- The U.S. S&P Global June Final Composite PMI rose slightly to 52.9, edging past the flash estimate of 52.8.
- Services PMI dipped to 52.9 from a flash reading of 53.1, signaling a tempered but still-expanding services sector.
- Manufacturing remains resilient, though tariff-driven cost pressures linger.
A Mixed but Steady Economic Signal
The U.S. economy continues to expand, albeit at a measured pace, according to the latest S&P Global PMI data. The Composite PMI, a key gauge of private-sector activity, inched up to 52.9 in June, slightly above the preliminary estimate of 52.8. A reading above 50 indicates growth, and this marks the fifth consecutive month of expansion. However, the Services PMI—a critical component given the sector’s dominance in the U.S. economy—cooled to 52.9 from its flash reading of 53.1, suggesting some softening in momentum.
Manufacturing output held steady, supported by domestic demand and inventory rebuilding. But tariffs continue to weigh on input costs, pushing prices higher for businesses and potentially squeezing profit margins. "The data reflects an economy that’s growing, but not without headwinds," said one analyst familiar with the report. "Services are carrying the load, but cost pressures are a persistent challenge."
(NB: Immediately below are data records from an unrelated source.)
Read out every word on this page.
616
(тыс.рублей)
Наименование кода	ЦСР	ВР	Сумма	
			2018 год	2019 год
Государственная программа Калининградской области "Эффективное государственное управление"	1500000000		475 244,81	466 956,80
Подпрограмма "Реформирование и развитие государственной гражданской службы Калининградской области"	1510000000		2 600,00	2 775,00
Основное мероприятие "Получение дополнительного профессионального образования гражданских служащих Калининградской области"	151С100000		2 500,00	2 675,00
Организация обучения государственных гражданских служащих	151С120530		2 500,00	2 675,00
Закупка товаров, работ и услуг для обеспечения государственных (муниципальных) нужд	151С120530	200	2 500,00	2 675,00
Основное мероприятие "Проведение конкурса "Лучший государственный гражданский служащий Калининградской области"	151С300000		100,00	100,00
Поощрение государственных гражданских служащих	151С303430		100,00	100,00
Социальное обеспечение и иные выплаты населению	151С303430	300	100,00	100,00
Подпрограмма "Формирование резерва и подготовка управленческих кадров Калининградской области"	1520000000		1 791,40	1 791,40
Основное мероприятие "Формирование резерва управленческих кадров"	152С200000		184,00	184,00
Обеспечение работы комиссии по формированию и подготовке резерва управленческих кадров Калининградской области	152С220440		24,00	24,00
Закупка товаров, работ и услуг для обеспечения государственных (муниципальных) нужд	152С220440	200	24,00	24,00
Tariffs and Trade Tensions Linger
While domestic demand has buoyed activity, export orders remain subdued amid global trade tensions. Businesses cited rising material costs due to tariffs, though some have managed to pass these increases onto consumers. The overall business outlook improved slightly, but sentiment remains cautious as firms navigate inflationary pressures and supply chain uncertainties.
Efforts to reach S&P Global for additional commentary were unsuccessful. Market watchers will now turn their attention to upcoming labor and inflation data to gauge whether the current expansion can sustain its momentum. For now, the PMI figures suggest the U.S. economy is on stable footing—but far from overheating.